In 1863, President Lincoln declared, “It is for us the living . . . to be dedicated here to the unfinished work which they who fought here have thus so nobly advanced.” That unfinished cause for which our soldiers fought in battle, and for which so many gave their lives, is a free United States of America.
Yes, unfinished. It has been one hundred forty three years, and the work President Lincoln spoke of is still not finished. In fact, that work will never be finished. You and I must see Lincoln’s work through. Freedom is the capacity for self-determination. It is not an entity but a condition, and conditions change. Freedom can expand. So can it contract. American soldiers defend our liberty in combat, but without our constant vigilance at home, and without its proper exercise in the course of our everyday lives, freedom will perish. In the words of Winston Churchill, “Victory is never final. It is courage that counts.” Through every war, our soldiers have held this nation’s destiny in their hands. I admire them. They have not failed us. They cherish freedom enough that they are willing to die for it. Our duty to them and to ourselves is to treasure freedom enough to live up to it.
Liberty is the absence of restraints on our ability to think and act. The corollary of freedom is individual responsibility, expressed in qualities like dependability, loyalty, trustworthiness, and accountability. On a higher plane reside virtues like self-denial, fortitude, courage, and passion. Their collective moral force defines a person’s dignity. Dignity is earned in the extent to which a person guards his or her self-respect and accommodates the self-respect of others.
Will we make mistakes? Of course we will!

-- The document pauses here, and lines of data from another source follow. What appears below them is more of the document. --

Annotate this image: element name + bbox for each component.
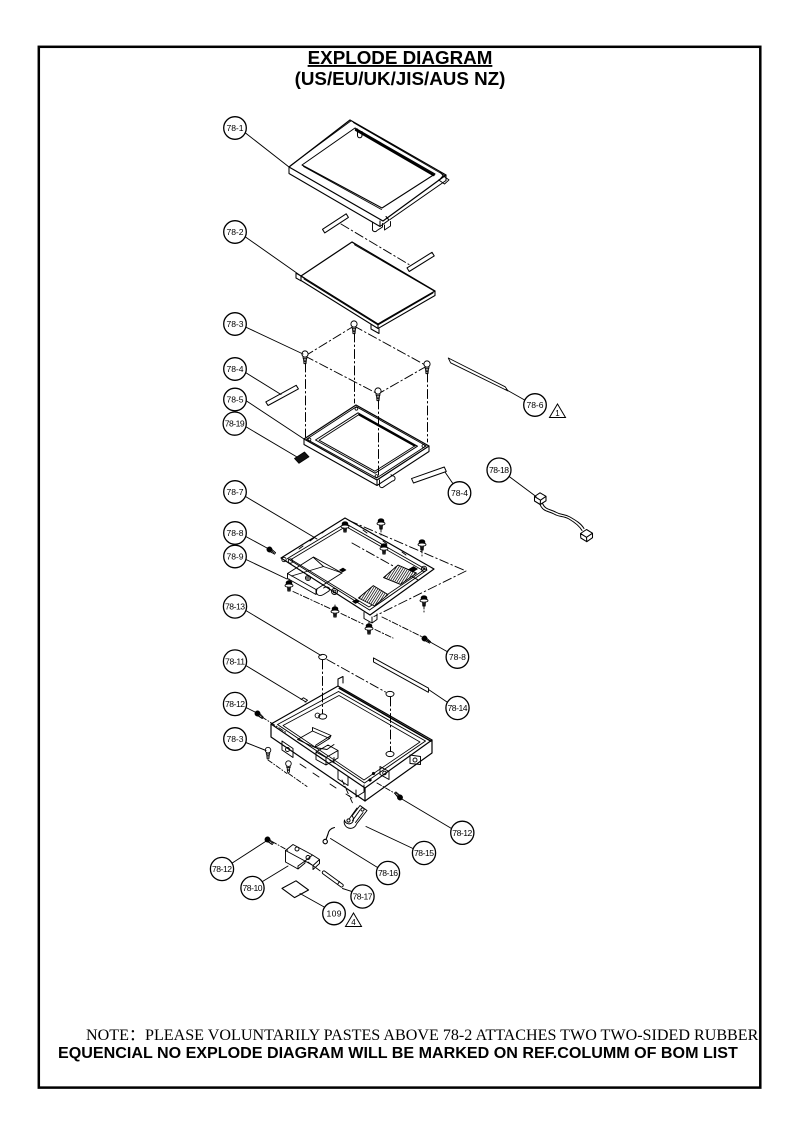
svg-text:78-4: 78-4	[227, 364, 244, 374]
svg-text:78-9: 78-9	[227, 552, 244, 562]
svg-text:78-15: 78-15	[414, 848, 434, 858]
svg-text:78-18: 78-18	[489, 465, 509, 475]
svg-text:4: 4	[351, 918, 356, 927]
svg-text:78-12: 78-12	[225, 699, 245, 709]
svg-text:78-10: 78-10	[243, 883, 263, 893]
svg-text:78-14: 78-14	[448, 703, 468, 713]
svg-text:78-16: 78-16	[378, 868, 398, 878]
svg-text:78-3: 78-3	[227, 734, 244, 744]
svg-text:NOTE：PLEASE VOLUNTARILY PASTES: NOTE：PLEASE VOLUNTARILY PASTES ABOVE 78-…	[86, 1027, 759, 1044]
svg-text:EQUENCIAL NO EXPLODE DIAGRAM W: EQUENCIAL NO EXPLODE DIAGRAM WILL BE MAR…	[58, 1044, 738, 1062]
svg-text:78-11: 78-11	[225, 657, 245, 667]
svg-text:EXPLODE DIAGRAM: EXPLODE DIAGRAM	[308, 47, 493, 68]
svg-text:78-7: 78-7	[227, 487, 244, 497]
svg-text:109: 109	[327, 909, 342, 919]
svg-text:78-2: 78-2	[227, 227, 244, 237]
svg-text:1: 1	[555, 409, 560, 418]
svg-text:78-19: 78-19	[225, 419, 245, 429]
svg-text:78-8: 78-8	[449, 652, 466, 662]
svg-text:78-5: 78-5	[227, 395, 244, 405]
svg-text:78-4: 78-4	[451, 488, 468, 498]
svg-text:78-6: 78-6	[527, 400, 544, 410]
svg-text:78-12: 78-12	[212, 864, 232, 874]
svg-text:78-1: 78-1	[227, 123, 244, 133]
svg-text:78-12: 78-12	[452, 828, 472, 838]
svg-text:78-13: 78-13	[225, 602, 245, 612]
svg-text:78-3: 78-3	[227, 319, 244, 329]
svg-text:(US/EU/UK/JIS/AUS NZ): (US/EU/UK/JIS/AUS NZ)	[295, 68, 506, 89]
svg-text:78-8: 78-8	[227, 528, 244, 538]
svg-text:78-17: 78-17	[353, 892, 373, 902]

In Gandhi’s words, “Freedom is not worth having if it does not connote freedom to err.” We must, however, take responsibility for all our actions regardless of outcome and in light of all consequences. Self-respect is attainable only by seeing ourselves truthfully. By respecting our humanity, we acknowledge who and what we truly are. The lesson is humility; its reward, the respect of others. In this manner we push ourselves forward and lift ourselves up.
Today I call upon young people all across America to join me in re-dedicating ourselves to the highest of ideals—freedom. Let us emulate our military heroes who realize that liberty is a strong yet fragile thing, and that the only way we will protect it is by exercising individual responsibility. While freedom gives us the right to live our lives the way we wish, we must remember that it is not what we do in life that defines who we are as much as how we do it. Let us hold ourselves to the highest moral and ethical standards, thereby guarding our self-respect and proving our dignity. Thus do we carry the torch of liberty.